Ireland and England are, of course, age-old rivals across a number of different sports. International rugby duels between the two nations are annual (and sometimes bi-annual) affairs, with no quarter spared on the field of play.

There has been added spice to their encounters in recent years, with former England players and coaches Andy Farrell and Mike Catt involved in the Ireland coaching set-up. Additionally, Murray is working with Leicester Tigers legend Graham Rowntree at provincial level with Munster.

He also shared dressing rooms with a number of the England squad during the Lions tours of 2013 and 2017. Nonetheless, this has not dimmed the intense nature of their battles and – if anything – has heightened it to a greater degree.

“It’s still the very same,” insisted the 31-year-old. “A little bit more craic about it with those lads in camp.

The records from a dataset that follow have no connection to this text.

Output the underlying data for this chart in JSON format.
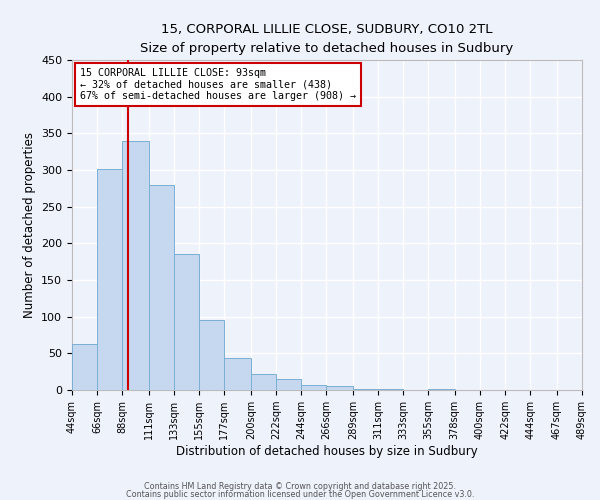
{
  "title": "15, CORPORAL LILLIE CLOSE, SUDBURY, CO10 2TL",
  "subtitle": "Size of property relative to detached houses in Sudbury",
  "xlabel": "Distribution of detached houses by size in Sudbury",
  "ylabel": "Number of detached properties",
  "bin_edges": [
    44,
    66,
    88,
    111,
    133,
    155,
    177,
    200,
    222,
    244,
    266,
    289,
    311,
    333,
    355,
    378,
    400,
    422,
    444,
    467,
    489
  ],
  "bar_heights": [
    63,
    301,
    340,
    280,
    185,
    95,
    44,
    22,
    15,
    7,
    5,
    2,
    1,
    0,
    1,
    0,
    0,
    0,
    0,
    0
  ],
  "bar_color": "#c5d8f0",
  "bar_edgecolor": "#7bafd4",
  "property_size": 93,
  "vline_color": "#cc0000",
  "ylim": [
    0,
    450
  ],
  "yticks": [
    0,
    50,
    100,
    150,
    200,
    250,
    300,
    350,
    400,
    450
  ],
  "annotation_title": "15 CORPORAL LILLIE CLOSE: 93sqm",
  "annotation_line1": "← 32% of detached houses are smaller (438)",
  "annotation_line2": "67% of semi-detached houses are larger (908) →",
  "annotation_box_color": "#cc0000",
  "footer_line1": "Contains HM Land Registry data © Crown copyright and database right 2025.",
  "footer_line2": "Contains public sector information licensed under the Open Government Licence v3.0.",
  "background_color": "#eef2fb",
  "grid_color": "#ffffff",
  "tick_labels": [
    "44sqm",
    "66sqm",
    "88sqm",
    "111sqm",
    "133sqm",
    "155sqm",
    "177sqm",
    "200sqm",
    "222sqm",
    "244sqm",
    "266sqm",
    "289sqm",
    "311sqm",
    "333sqm",
    "355sqm",
    "378sqm",
    "400sqm",
    "422sqm",
    "444sqm",
    "467sqm",
    "489sqm"
  ]
}
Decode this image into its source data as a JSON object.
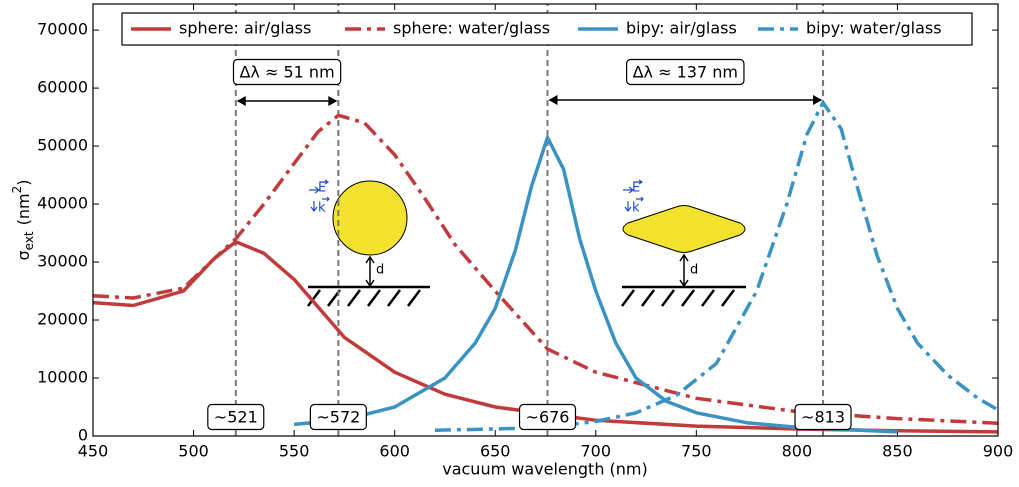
{
  "chart_data": {
    "type": "line",
    "xlabel": "vacuum wavelength (nm)",
    "ylabel": [
      "σ",
      "ext",
      "(nm",
      "2",
      ")"
    ],
    "xlim": [
      450,
      900
    ],
    "xticks": [
      450,
      500,
      550,
      600,
      650,
      700,
      750,
      800,
      850,
      900
    ],
    "ylim": [
      0,
      74500
    ],
    "yticks": [
      0,
      10000,
      20000,
      30000,
      40000,
      50000,
      60000,
      70000
    ],
    "grid": false,
    "legend": "top",
    "series": [
      {
        "name": "sphere: air/glass",
        "color": "#c13b3b",
        "style": "solid",
        "x": [
          450,
          470,
          495,
          510,
          521,
          535,
          550,
          575,
          600,
          625,
          650,
          700,
          750,
          800,
          850,
          900
        ],
        "values": [
          23000,
          22500,
          25000,
          30500,
          33500,
          31500,
          27000,
          17000,
          11000,
          7200,
          5000,
          2700,
          1700,
          1200,
          900,
          700
        ]
      },
      {
        "name": "sphere: water/glass",
        "color": "#c13b3b",
        "style": "dashdot",
        "x": [
          450,
          470,
          495,
          510,
          521,
          535,
          550,
          562,
          572,
          585,
          600,
          615,
          630,
          650,
          676,
          700,
          750,
          800,
          850,
          900
        ],
        "values": [
          24200,
          23800,
          25500,
          30500,
          34000,
          40000,
          47000,
          52500,
          55300,
          54000,
          48500,
          41000,
          33000,
          25000,
          15000,
          11000,
          6500,
          4200,
          3000,
          2200
        ]
      },
      {
        "name": "bipy: air/glass",
        "color": "#3a93c3",
        "style": "solid",
        "x": [
          550,
          575,
          600,
          625,
          640,
          650,
          660,
          668,
          676,
          684,
          692,
          700,
          710,
          720,
          735,
          750,
          775,
          800,
          850
        ],
        "values": [
          2000,
          2800,
          5000,
          10000,
          16000,
          22000,
          32000,
          43000,
          51500,
          46000,
          34000,
          25000,
          16000,
          10000,
          6000,
          4000,
          2300,
          1500,
          700
        ]
      },
      {
        "name": "bipy: water/glass",
        "color": "#3a93c3",
        "style": "dashdot",
        "x": [
          620,
          650,
          676,
          700,
          720,
          740,
          760,
          780,
          795,
          805,
          813,
          822,
          830,
          840,
          850,
          860,
          875,
          890,
          900
        ],
        "values": [
          1000,
          1200,
          1500,
          2500,
          4000,
          7000,
          12500,
          25000,
          40000,
          52000,
          57500,
          53000,
          43000,
          31000,
          22000,
          16000,
          10500,
          6500,
          4500
        ]
      }
    ],
    "reference_lines": [
      {
        "value": 521,
        "label": "~521"
      },
      {
        "value": 572,
        "label": "~572"
      },
      {
        "value": 676,
        "label": "~676"
      },
      {
        "value": 813,
        "label": "~813"
      }
    ],
    "spans": [
      {
        "from": 521,
        "to": 572,
        "label": "Δλ ≈ 51 nm"
      },
      {
        "from": 676,
        "to": 813,
        "label": "Δλ ≈ 137 nm"
      }
    ],
    "insets": [
      [
        "E",
        "k",
        "d"
      ],
      [
        "E",
        "k",
        "d"
      ]
    ]
  }
}
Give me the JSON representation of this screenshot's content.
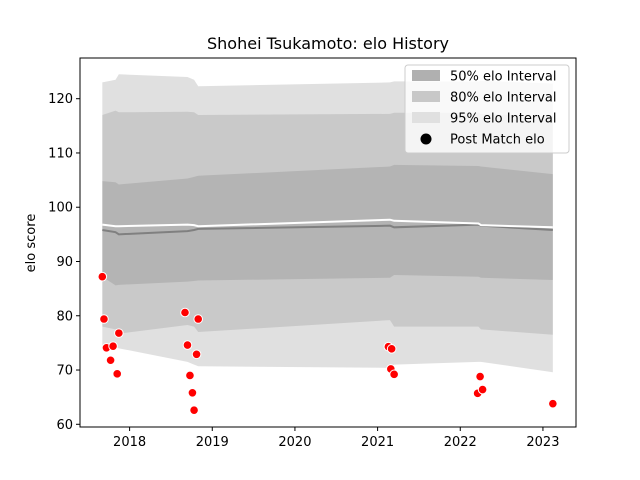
{
  "chart_data": {
    "type": "line",
    "title": "Shohei Tsukamoto: elo History",
    "xlabel": "",
    "ylabel": "elo score",
    "xlim": [
      2017.4,
      2023.4
    ],
    "ylim": [
      59.5,
      127.5
    ],
    "x_ticks": [
      2018,
      2019,
      2020,
      2021,
      2022,
      2023
    ],
    "x_tick_labels": [
      "2018",
      "2019",
      "2020",
      "2021",
      "2022",
      "2023"
    ],
    "y_ticks": [
      60,
      70,
      80,
      90,
      100,
      110,
      120
    ],
    "y_tick_labels": [
      "60",
      "70",
      "80",
      "90",
      "100",
      "110",
      "120"
    ],
    "grid": false,
    "legend": {
      "placement": "top-right",
      "entries": [
        {
          "label": "50% elo Interval",
          "color": "#b0b0b0",
          "kind": "patch"
        },
        {
          "label": "80% elo Interval",
          "color": "#c8c8c8",
          "kind": "patch"
        },
        {
          "label": "95% elo Interval",
          "color": "#e0e0e0",
          "kind": "patch"
        },
        {
          "label": "Post Match elo",
          "color": "#000000",
          "kind": "marker"
        }
      ]
    },
    "bands": {
      "x": [
        2017.67,
        2017.83,
        2017.87,
        2018.7,
        2018.78,
        2018.83,
        2021.15,
        2021.2,
        2022.22,
        2022.25,
        2023.12
      ],
      "p95_upper": [
        123.0,
        123.5,
        124.5,
        124.0,
        123.5,
        122.3,
        123.0,
        123.2,
        123.2,
        123.3,
        122.8
      ],
      "p80_upper": [
        117.0,
        117.8,
        117.5,
        117.6,
        117.5,
        117.0,
        117.2,
        117.4,
        117.4,
        117.2,
        116.7
      ],
      "p50_upper": [
        104.8,
        104.6,
        104.2,
        105.3,
        105.6,
        105.8,
        107.5,
        107.8,
        107.6,
        107.5,
        106.1
      ],
      "p50_lower": [
        87.2,
        85.6,
        85.7,
        86.3,
        86.4,
        86.5,
        87.0,
        87.5,
        87.2,
        87.0,
        86.6
      ],
      "p80_lower": [
        78.0,
        77.5,
        76.7,
        78.3,
        78.0,
        77.0,
        79.2,
        78.0,
        78.0,
        77.5,
        76.5
      ],
      "p95_lower": [
        73.8,
        74.3,
        74.0,
        71.5,
        71.0,
        70.7,
        70.4,
        71.0,
        71.5,
        71.5,
        69.6
      ]
    },
    "mean_line": {
      "x": [
        2017.67,
        2017.83,
        2017.87,
        2018.7,
        2018.78,
        2018.83,
        2021.15,
        2021.2,
        2022.22,
        2022.25,
        2023.12
      ],
      "y": [
        95.8,
        95.4,
        95.0,
        95.6,
        95.8,
        96.0,
        96.6,
        96.3,
        96.8,
        96.6,
        95.8
      ],
      "color": "#808080"
    },
    "median_line": {
      "x": [
        2017.67,
        2017.83,
        2017.87,
        2018.7,
        2018.78,
        2018.83,
        2021.15,
        2021.2,
        2022.22,
        2022.25,
        2023.12
      ],
      "y": [
        96.8,
        96.5,
        96.5,
        96.8,
        96.7,
        96.5,
        97.7,
        97.5,
        97.0,
        96.7,
        96.3
      ],
      "color": "#ffffff"
    },
    "post_match_elo": {
      "color": "#ff0000",
      "points": [
        {
          "x": 2017.67,
          "y": 87.2
        },
        {
          "x": 2017.69,
          "y": 79.4
        },
        {
          "x": 2017.72,
          "y": 74.1
        },
        {
          "x": 2017.77,
          "y": 71.8
        },
        {
          "x": 2017.8,
          "y": 74.4
        },
        {
          "x": 2017.85,
          "y": 69.3
        },
        {
          "x": 2017.87,
          "y": 76.8
        },
        {
          "x": 2018.67,
          "y": 80.6
        },
        {
          "x": 2018.7,
          "y": 74.6
        },
        {
          "x": 2018.73,
          "y": 69.0
        },
        {
          "x": 2018.76,
          "y": 65.8
        },
        {
          "x": 2018.78,
          "y": 62.6
        },
        {
          "x": 2018.81,
          "y": 72.9
        },
        {
          "x": 2018.83,
          "y": 79.4
        },
        {
          "x": 2021.13,
          "y": 74.3
        },
        {
          "x": 2021.16,
          "y": 70.2
        },
        {
          "x": 2021.17,
          "y": 73.9
        },
        {
          "x": 2021.2,
          "y": 69.2
        },
        {
          "x": 2022.21,
          "y": 65.7
        },
        {
          "x": 2022.24,
          "y": 68.8
        },
        {
          "x": 2022.27,
          "y": 66.4
        },
        {
          "x": 2023.12,
          "y": 63.8
        }
      ]
    }
  }
}
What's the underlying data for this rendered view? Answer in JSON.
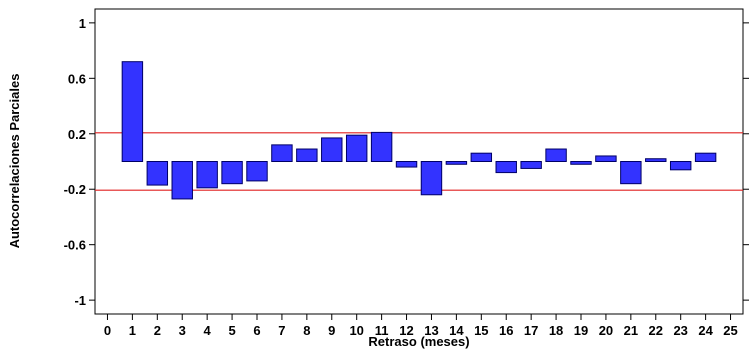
{
  "chart_data": {
    "type": "bar",
    "title": "",
    "xlabel": "Retraso (meses)",
    "ylabel": "Autocorrelaciones Parciales",
    "x_ticks": [
      0,
      1,
      2,
      3,
      4,
      5,
      6,
      7,
      8,
      9,
      10,
      11,
      12,
      13,
      14,
      15,
      16,
      17,
      18,
      19,
      20,
      21,
      22,
      23,
      24,
      25
    ],
    "y_ticks": [
      1,
      0.6,
      0.2,
      -0.2,
      -0.6,
      -1
    ],
    "y_tick_labels": [
      "1",
      "0.6",
      "0.2",
      "-0.2",
      "-0.6",
      "-1"
    ],
    "xlim": [
      -0.5,
      25.5
    ],
    "ylim": [
      -1.1,
      1.1
    ],
    "grid": false,
    "categories": [
      1,
      2,
      3,
      4,
      5,
      6,
      7,
      8,
      9,
      10,
      11,
      12,
      13,
      14,
      15,
      16,
      17,
      18,
      19,
      20,
      21,
      22,
      23,
      24
    ],
    "values": [
      0.72,
      -0.17,
      -0.27,
      -0.19,
      -0.16,
      -0.14,
      0.12,
      0.09,
      0.17,
      0.19,
      0.21,
      -0.04,
      -0.24,
      -0.02,
      0.06,
      -0.08,
      -0.05,
      0.09,
      -0.02,
      0.04,
      -0.16,
      0.02,
      -0.06,
      0.06
    ],
    "confidence_limits": [
      0.207,
      -0.207
    ],
    "colors": {
      "bar_fill": "#3333ff",
      "bar_stroke": "#000066",
      "limit_line": "#e02020",
      "axis": "#000000"
    }
  }
}
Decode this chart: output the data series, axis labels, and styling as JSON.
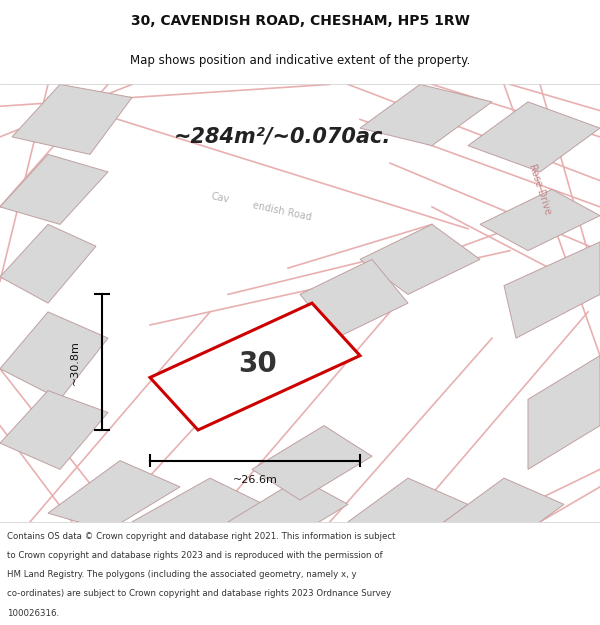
{
  "title_line1": "30, CAVENDISH ROAD, CHESHAM, HP5 1RW",
  "title_line2": "Map shows position and indicative extent of the property.",
  "area_text": "~284m²/~0.070ac.",
  "property_number": "30",
  "dim_vertical": "~30.8m",
  "dim_horizontal": "~26.6m",
  "road_label_1": "Cave",
  "road_label_2": "ndish Road",
  "road2_label": "Rose Drive",
  "footer_lines": [
    "Contains OS data © Crown copyright and database right 2021. This information is subject",
    "to Crown copyright and database rights 2023 and is reproduced with the permission of",
    "HM Land Registry. The polygons (including the associated geometry, namely x, y",
    "co-ordinates) are subject to Crown copyright and database rights 2023 Ordnance Survey",
    "100026316."
  ],
  "map_bg": "#f0eeee",
  "property_fill": "#ffffff",
  "property_edge": "#cc0000",
  "neighbor_fill": "#d8d8d8",
  "neighbor_edge": "#c0a0a0",
  "road_color": "#e8b0b0",
  "white": "#ffffff"
}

It’s the age-old rivalry. It’s such a special game, there’s so much history in it.

“Like I said, there’s no effort to be motivated or to get up for this game. It’s such a special occasion and the fact that England are such a top team.

“It gives you that little bit more determination or sharpness during the week to get yourself right, because you know at the weekend you’re at home in the Aviva.

“You’re against one of the best teams, one of the oldest rivals you have and you’ve got to perform. It’s the very same, easy to get up for. Probably a little bit more craic with the lads we have in our ranks.”

Ireland last tasted victory against England on St. Patrick’s Day 2018 – a Grand Slam clinching-success at Twickenham. Since then, it has been four successive defeats to the English across the Six Nations, a World Cup warm-up and the Autumn Nations Cup.

The Ireland squad have significantly honed in on the negative aspects of these games and although it is easier said than done, Murray recognises what they will need to get right tomorrow.

“One thing in particular, you’re always conscious of how physical England are going to be. How vocal they are when they are physically dominant over you,” he added.

“I think the last time we played them, we actually turned up in that area and we did quite well. It was actually the smaller details, in terms of the skills of our attack game that we actually came up a little bit short on, which is usually not the case.

Maybe we were really focused on being physical against such a big side against England. We definitely need to bring that again this weekend, that physicality.

“They’re a team, if you let them get on top of you in those areas, it’s very hard to play rugby against them. That will be a starting point, like it always is.

“Physicality in a game of rugby is fairly important, but in terms of our decision-making and attacking, we’d hope to be a little bit better than we were the last time.

“We’ve been working really hard. The atmosphere in camp has been great all week. It’s a huge test and for me personally, just delighted to be back in the mix and ready to give it a go.”